Food and Faith is a blog of the Presbyterian Hunger Program.
Friday was International Women’s Day, a global celebration of women past, present, and future. I’d like to extend the holiday and reflect on the ways in which women affect and are impacted by our food system. Like many of you who are reading this, I am a woman and I eat. Sometimes I eat well, sometimes I don’t. Sometimes I prepare my own food, sometimes I eat what others have prepared. Sometimes I know exactly where my food comes from, but much of the time I do not. I have a long way to go in understanding the complexities of who grew the wheat that was in the bagel I ate this morning and where it was grown, using what pesticides and with the help of what government subsidies, transported how many miles and using what equipment and labor for processing before it was handed to me wrapped neatly in wax paper. It’s a lot to think about over breakfast! Recently, I’ve been trying to digest the many aspects of our food system in terms of simply how we treat each other and the Earth.
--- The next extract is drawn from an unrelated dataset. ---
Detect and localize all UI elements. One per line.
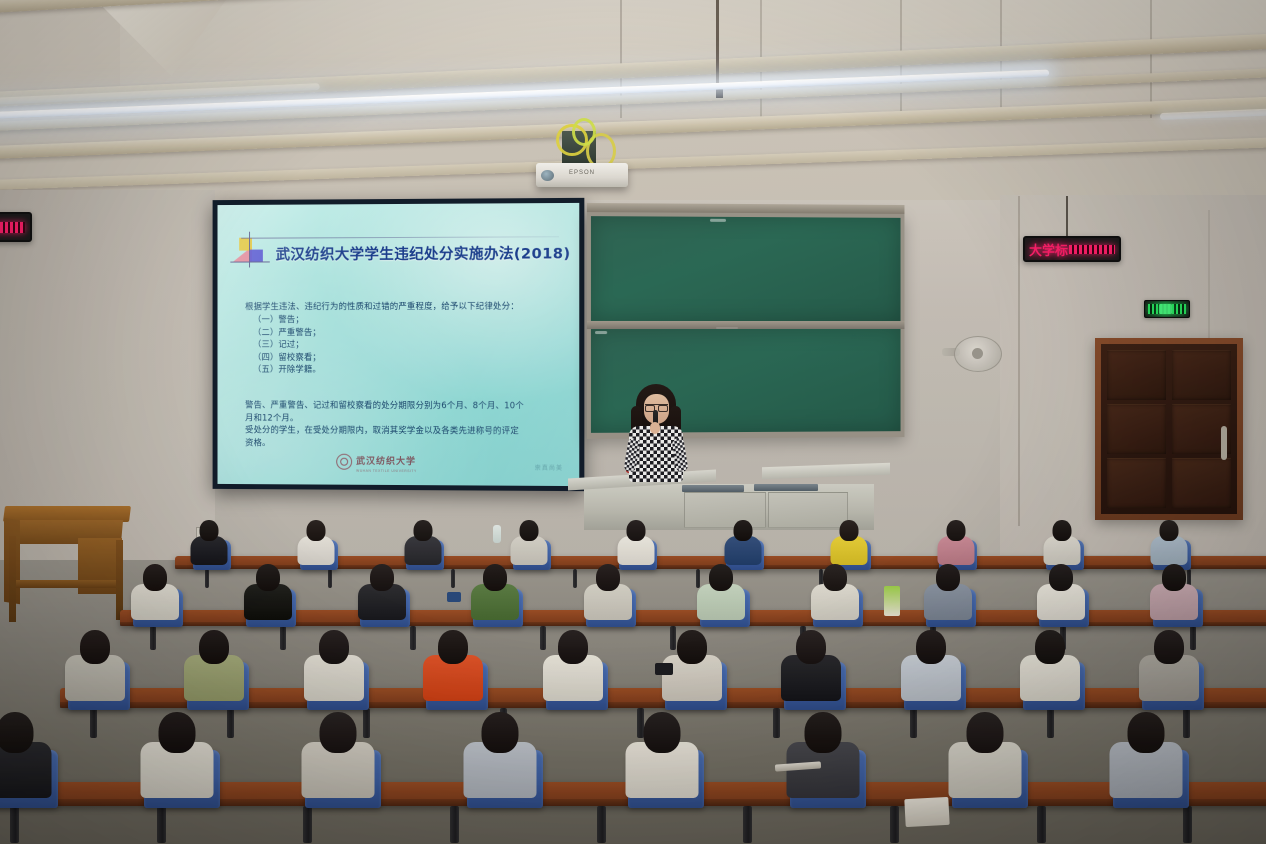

Last week I went to hear Vandana Shiva, an ecofeminist and leader in the environmental justice and human rights movements. Part of her talk addressed what she calls the “care economy” or the “sustenance economy.” The care economy is that in which two-thirds of the world’s population, a large part of that being women, engage in craft production, peasant agriculture, artisanal fishing, and indigenous forest economies. It includes all spheres in which humans produce and trade in balance with nature through partnerships, mutuality and reciprocity (“Living Economies”, Earth Democracy). She discussed the work that is performed by women every day in communities and homes across the world, childcare, for example; work that is of utmost importance but that is not formally recognized because it is not based on monetary transactions. Seed collecting, farming and food preparation have been carried out by women as well as men for 12,000 years, but the patenting of seeds by multinational corporations has made it increasingly difficult—impossible, in many cases—for small farmers to survive. Vandana explained how the care economy suffers terribly under the patriarchal model that dominates economics today. As an ecofeminist, she endorses a way of understanding the world that could steer us away from the exploitation and abuse that the dominant, patriarchal economic system relies on. Ecofeminism strives for “a democracy of all life.” I think the tenants she lays out in Earth Democracy are a great guide for eating and living in general:
To be honest, I didn’t take to ecofeminism right away. When the theory was first presented to me in an anthropology class, it didn’t make sense to me why we would counteract patriarchy with the equivalent system, favoring women? Shouldn’t we all just see each other as equals? I came to see ecofeminist action as more of a means to achieving the balance and harmony between men and women, between humans and nature. Vandana described the tragic suicides committed by Indian farmers who were forced to grow genetically-modified seeds designed for one-time usage. Deeply and inescapably indebted to companies like Monsanto, 217,000 Indian farmers found themselves with nowhere to turn. Their wives, having been deprived of their husbands and their seed knowledge, are seen as having no worth. Vandana has written extensively disproving the theory of a need for industrial agriculture and monocultures, particularly in her article “Health Per Acre.”
Women comprise 43% of agricultural labor forces on average in the developing world, and account for about two-thirds of the world’s 600 million poor livestock keepers (source: Food and Agricultural Organization of the United Nations). In many countries women are still not allowed to own land, and have more limited access to inputs and technologies, education, and credit (source: FAO, http://www.farmingfirst.org/women/). Although I may be pretty removed from the women farming in India and their husbands, and from the Burundi woman who has been denied equality her whole life, I can’t help but see their problems as my own. Vandana Shiva poetically said that we must “cultivate the quality of ‘enoughness’—a perfect mantra for myself and anyone who generally has more than they need.
The problems seem endless and insurmountable, but I think the more we become aware of the women and men trapped in unjust food systems and the angrier that injustice makes us feel, the faster we will begin to change our own habits. Last week I attended a workshop on community organizing led by Reverend Trey Hammond. He articulated the power of harnessing anger in a positive, productive way. I think he’s onto something. Here in the US we are seeing a tremendous increase in the number of women operating farms with small acreage. Farmers markets are gaining in popularity and first-time farmer training programs are cropping up across the nation. Let’s make it our priority that the care economies, as well as local food economies in the US and abroad, are embraced—for the sake of women and every other living thing. Happy belated International Women’s Day!